Sebaiknya kita menginap saja di Wanua Karang Lawang itu saja, Kakang. Kebetulan aku kenal dengan Lurah Wanua Karang Lawang. Dia adalah bekas anak didik Kanjeng Eyang Maharesi Padmanaba, juga saudara seperguruan Romo Resi Ranukumbolo. Kita pasti akan di terima dengan senang hati", ujar Dyah Kirana segera. Panji Tejo Laksono mengangguk setuju. Mereka berempat segera bergegas menuju ke arah tugu tapal batas wilayah Wanua Karang Lawang.
Setelah bertanya kepada salah seorang penduduk yang tinggal di dekat tapal batas wilayah wanua itu, Panji Tejo Laksono dan kawan-kawan nya segera bergegas menuju ke arah yang di tunjukkan pada mereka.
Sebuah rumah yang cukup besar dengan pagar kayu setinggi dada orang dewasa berdiri tegak di atas sebuah pekarangan yang luas di tengah pemukiman penduduk. Ada beberapa pohon buah besar yang tumbuh di sekitar halaman rumah ini. Saat Panji Tejo Laksono dan kawan-kawan nya sampai di depan pintu gerbang rumah itu, mereka segera melompat turun dari atas kuda mereka masing-masing dan menuntun tunggangan mereka memasuki halaman rumah yang tidak berpenjaga ini.

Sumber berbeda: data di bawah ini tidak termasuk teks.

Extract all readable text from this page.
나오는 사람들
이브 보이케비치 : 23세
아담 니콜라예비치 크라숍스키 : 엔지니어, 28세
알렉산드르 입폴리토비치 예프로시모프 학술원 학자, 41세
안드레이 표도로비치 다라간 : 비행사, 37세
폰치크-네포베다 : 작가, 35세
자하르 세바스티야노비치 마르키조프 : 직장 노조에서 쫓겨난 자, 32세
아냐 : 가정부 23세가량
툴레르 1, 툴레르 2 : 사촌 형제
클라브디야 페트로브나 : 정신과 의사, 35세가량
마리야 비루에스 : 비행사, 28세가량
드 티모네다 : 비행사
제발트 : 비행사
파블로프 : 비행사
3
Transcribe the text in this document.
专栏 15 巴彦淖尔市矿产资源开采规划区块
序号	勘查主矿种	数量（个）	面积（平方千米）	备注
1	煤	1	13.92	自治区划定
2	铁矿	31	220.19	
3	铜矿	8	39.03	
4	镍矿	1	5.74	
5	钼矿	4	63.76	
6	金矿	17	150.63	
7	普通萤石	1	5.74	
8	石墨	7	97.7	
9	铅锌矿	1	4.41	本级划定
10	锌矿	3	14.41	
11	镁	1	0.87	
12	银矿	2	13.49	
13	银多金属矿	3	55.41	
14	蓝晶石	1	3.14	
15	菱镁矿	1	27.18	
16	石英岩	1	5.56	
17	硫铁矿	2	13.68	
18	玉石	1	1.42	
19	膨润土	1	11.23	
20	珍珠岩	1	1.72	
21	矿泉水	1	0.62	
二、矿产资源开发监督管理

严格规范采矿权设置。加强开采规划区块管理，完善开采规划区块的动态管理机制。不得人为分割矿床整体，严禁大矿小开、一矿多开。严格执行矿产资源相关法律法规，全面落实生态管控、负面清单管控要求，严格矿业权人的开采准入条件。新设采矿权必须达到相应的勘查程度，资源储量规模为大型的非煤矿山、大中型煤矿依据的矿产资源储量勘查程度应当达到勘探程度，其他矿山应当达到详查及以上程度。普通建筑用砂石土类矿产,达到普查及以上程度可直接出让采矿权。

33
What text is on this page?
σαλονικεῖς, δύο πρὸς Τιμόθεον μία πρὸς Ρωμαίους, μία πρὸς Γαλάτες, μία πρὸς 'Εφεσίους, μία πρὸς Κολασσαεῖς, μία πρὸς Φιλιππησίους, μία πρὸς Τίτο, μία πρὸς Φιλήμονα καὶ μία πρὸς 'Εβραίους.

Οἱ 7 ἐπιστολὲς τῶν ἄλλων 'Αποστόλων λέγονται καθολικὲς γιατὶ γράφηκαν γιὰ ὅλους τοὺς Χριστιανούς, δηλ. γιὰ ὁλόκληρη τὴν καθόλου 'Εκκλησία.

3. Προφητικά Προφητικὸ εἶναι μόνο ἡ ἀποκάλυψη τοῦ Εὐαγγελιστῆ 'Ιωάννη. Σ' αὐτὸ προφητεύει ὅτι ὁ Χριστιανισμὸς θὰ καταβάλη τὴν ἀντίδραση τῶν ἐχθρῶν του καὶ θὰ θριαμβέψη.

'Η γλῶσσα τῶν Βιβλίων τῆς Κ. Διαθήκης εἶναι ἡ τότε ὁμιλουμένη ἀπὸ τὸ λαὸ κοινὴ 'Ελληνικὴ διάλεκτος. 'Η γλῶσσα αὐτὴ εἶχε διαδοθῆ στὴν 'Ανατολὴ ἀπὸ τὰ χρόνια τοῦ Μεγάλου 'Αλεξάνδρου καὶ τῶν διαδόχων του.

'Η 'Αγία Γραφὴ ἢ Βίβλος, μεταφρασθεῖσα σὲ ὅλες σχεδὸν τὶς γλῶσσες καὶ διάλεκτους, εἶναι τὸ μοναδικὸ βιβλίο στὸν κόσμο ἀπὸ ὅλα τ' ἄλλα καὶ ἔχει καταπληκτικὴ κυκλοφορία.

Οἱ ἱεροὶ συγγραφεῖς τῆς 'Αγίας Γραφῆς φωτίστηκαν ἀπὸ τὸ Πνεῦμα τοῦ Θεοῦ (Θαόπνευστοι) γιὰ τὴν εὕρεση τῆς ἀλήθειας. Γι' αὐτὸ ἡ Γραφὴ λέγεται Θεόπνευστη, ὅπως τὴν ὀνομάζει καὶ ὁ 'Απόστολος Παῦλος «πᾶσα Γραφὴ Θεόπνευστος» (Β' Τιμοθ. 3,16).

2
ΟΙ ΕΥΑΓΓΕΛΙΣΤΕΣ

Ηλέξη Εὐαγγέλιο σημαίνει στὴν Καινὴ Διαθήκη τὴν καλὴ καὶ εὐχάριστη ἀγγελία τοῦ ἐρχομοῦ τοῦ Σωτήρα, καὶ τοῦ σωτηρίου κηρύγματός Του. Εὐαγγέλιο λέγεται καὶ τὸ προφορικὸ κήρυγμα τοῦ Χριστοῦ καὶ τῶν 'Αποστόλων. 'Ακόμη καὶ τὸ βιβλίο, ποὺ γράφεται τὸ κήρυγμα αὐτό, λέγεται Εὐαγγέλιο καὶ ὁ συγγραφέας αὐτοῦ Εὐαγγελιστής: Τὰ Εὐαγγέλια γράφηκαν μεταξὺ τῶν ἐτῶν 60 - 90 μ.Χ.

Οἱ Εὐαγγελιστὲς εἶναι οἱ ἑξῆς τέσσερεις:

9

Setelah mengikat tali kekang kudanya di geladakan samping depan beranda, mereka segera bergegas menuju ke arah beranda rumah dimana beberapa orang sedang duduk bersama di pendopo rumah ini. Beberapa orang yang masih muda langsung terpesona melihat kedatangan dua wanita cantik ini.
Seorang lelaki paruh baya bertubuh sedikit kurus dengan janggut pendek dan memakai ikat kepala dari kain hitam berhias benang emas yang menjadi simbol kekuasaan, segera mendekati Panji Tejo Laksono dan kawan-kawan.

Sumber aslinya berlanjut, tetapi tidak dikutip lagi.